Мымра пристраивает на скамье, впритык к моим ступням, шершавый бумажный пакет из «Макдоналдса». Серая рука шарит с шорохом внутри пакета. Вот она извлекла из пакета банку «Кока-колы лайт». Дернула за жестяную чеку (банка смачно чавкает). Пьет шипучку, громко икая. С шумным шипением газировка льется в глотку, заглушая птичий щебет.
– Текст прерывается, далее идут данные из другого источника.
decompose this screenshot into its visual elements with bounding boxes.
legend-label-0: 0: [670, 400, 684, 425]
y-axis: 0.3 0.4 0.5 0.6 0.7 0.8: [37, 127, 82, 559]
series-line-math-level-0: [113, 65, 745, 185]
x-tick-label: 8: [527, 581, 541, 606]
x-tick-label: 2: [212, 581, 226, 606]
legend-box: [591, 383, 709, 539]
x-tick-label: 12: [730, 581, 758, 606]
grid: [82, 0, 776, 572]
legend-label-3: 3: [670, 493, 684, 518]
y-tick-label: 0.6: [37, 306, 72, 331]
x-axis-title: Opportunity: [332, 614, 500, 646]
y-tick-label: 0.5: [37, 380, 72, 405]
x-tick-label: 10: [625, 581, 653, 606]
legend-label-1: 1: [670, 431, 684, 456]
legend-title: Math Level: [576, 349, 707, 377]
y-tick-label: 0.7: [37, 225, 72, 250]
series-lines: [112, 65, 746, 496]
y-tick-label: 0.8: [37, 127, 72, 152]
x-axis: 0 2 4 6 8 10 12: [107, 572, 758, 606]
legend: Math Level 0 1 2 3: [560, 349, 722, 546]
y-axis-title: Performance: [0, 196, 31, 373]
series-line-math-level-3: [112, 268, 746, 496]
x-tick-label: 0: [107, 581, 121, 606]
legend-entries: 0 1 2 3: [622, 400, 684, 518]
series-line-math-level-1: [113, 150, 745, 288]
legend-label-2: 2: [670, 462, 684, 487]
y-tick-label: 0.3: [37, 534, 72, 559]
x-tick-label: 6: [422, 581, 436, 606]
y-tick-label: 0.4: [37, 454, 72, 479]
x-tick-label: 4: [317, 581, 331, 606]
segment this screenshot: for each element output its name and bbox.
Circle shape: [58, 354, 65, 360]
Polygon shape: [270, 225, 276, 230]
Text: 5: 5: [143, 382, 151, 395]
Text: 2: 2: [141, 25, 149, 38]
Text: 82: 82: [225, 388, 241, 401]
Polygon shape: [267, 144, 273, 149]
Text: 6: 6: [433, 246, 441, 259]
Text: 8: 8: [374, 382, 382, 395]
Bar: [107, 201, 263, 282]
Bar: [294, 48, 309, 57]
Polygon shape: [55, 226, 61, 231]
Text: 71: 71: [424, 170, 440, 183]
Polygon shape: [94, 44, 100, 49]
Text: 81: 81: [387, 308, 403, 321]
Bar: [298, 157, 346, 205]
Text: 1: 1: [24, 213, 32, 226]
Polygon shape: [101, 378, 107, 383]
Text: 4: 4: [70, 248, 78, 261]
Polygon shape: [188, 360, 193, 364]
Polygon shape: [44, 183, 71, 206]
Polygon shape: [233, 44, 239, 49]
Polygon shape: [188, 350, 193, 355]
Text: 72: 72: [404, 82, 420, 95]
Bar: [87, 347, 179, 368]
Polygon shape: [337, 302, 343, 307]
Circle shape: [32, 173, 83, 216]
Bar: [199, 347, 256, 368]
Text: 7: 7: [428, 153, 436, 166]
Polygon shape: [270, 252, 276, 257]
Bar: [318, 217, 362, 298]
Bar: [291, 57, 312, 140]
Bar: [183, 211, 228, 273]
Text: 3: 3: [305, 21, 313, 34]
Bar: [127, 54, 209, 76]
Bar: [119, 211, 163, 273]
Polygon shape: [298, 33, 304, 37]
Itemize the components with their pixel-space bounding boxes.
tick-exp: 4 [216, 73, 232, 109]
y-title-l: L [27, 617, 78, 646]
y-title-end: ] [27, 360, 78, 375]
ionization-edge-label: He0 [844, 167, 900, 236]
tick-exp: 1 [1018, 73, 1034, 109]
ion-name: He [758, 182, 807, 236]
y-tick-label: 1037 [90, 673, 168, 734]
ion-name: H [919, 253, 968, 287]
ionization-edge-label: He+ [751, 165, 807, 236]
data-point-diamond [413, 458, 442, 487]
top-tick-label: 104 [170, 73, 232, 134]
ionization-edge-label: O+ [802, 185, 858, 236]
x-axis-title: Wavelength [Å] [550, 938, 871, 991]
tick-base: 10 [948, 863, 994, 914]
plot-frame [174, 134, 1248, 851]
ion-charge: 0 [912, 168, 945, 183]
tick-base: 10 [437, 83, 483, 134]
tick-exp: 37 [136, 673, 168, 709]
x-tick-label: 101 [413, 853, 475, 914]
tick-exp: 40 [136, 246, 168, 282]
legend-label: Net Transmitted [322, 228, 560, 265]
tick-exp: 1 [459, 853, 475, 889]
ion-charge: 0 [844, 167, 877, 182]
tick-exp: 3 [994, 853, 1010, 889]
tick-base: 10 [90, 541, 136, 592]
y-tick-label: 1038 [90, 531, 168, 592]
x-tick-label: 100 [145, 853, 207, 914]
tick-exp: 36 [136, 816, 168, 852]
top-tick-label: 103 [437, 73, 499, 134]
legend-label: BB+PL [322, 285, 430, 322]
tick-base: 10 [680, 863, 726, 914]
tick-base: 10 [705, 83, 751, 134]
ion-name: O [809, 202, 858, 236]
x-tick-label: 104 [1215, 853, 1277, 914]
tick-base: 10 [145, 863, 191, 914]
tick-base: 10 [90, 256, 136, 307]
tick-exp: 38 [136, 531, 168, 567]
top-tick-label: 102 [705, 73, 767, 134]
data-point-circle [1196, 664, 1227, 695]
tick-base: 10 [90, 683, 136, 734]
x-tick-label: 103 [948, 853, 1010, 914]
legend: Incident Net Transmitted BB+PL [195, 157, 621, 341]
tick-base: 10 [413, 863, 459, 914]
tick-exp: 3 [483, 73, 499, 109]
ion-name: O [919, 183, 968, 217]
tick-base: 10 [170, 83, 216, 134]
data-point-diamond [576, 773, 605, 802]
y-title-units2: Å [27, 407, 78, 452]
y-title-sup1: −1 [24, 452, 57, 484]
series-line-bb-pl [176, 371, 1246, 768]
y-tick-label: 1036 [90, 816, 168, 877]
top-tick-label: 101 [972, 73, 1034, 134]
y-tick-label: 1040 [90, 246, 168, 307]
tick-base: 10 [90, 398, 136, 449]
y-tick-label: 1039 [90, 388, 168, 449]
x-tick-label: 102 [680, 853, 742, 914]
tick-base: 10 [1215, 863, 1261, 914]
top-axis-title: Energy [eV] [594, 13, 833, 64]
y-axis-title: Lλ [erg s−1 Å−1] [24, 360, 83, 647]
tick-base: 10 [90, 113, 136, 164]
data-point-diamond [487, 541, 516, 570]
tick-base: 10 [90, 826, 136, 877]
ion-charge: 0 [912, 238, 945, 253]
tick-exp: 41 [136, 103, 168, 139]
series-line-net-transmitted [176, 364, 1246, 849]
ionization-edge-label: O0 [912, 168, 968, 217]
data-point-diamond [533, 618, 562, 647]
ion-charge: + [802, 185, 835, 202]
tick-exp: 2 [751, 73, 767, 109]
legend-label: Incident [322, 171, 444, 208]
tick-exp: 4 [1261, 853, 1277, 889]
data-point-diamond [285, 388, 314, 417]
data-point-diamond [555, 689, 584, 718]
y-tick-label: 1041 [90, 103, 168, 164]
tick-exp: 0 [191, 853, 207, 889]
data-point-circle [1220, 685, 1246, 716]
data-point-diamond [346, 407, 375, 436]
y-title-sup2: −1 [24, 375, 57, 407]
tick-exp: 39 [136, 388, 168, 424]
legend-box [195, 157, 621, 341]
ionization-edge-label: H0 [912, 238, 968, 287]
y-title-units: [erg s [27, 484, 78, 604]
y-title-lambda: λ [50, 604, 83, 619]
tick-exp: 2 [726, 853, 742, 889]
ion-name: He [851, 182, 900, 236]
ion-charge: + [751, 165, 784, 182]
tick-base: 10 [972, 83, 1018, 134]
Допив шипучку, мымра внезапно вскидывается, несется, как ошпаренная, куда-то в глубь сквера Каина. Сквозь прикрытые веки наблюдаю, как она приплясывает перед скучающим полицейским и что-то жарко ему втолковывает, тыча в мою сторону пальцем с обкусанным ногтем. Страж порядка удаляется ненадолго и возвращается в компании еще двоих.
Вот уже все трое обступили мою скамейку. Они явно взволнованы:
– C ногами сидеть не положено, мадам! Спустите ноги вниз!
Мымра торжествует. Чипсовые злорадно хихикают.
Что ж, правила есть правила. Я иду на уступку: неохотно спускаю вниз одну ногу. Ажанов моя сговорчивость устраивает – они удаляются. Девицы разочарованы. А мымру – ту прям переклинило! Вне себя она уползает из сквера Каина, ворча в голос, что, мол, нормальному французу в этой стране нет места нигде! Pauvre France!
…Ну, что они ко мне все пристали?! Чего я им всем далась?!
И тут меня осеняет:
Все дело в моей косынке!
Треугольную косынку подарили мне в волжском городе Чкаловске. На бледно-голубом шелке косынки воспроизведена карта – с обозначенными улицами – Ленина, Пушкина, и, конечно, Чкалова подле конструктивистского Дома культуры в виде самолета – величиной с почтовую марку.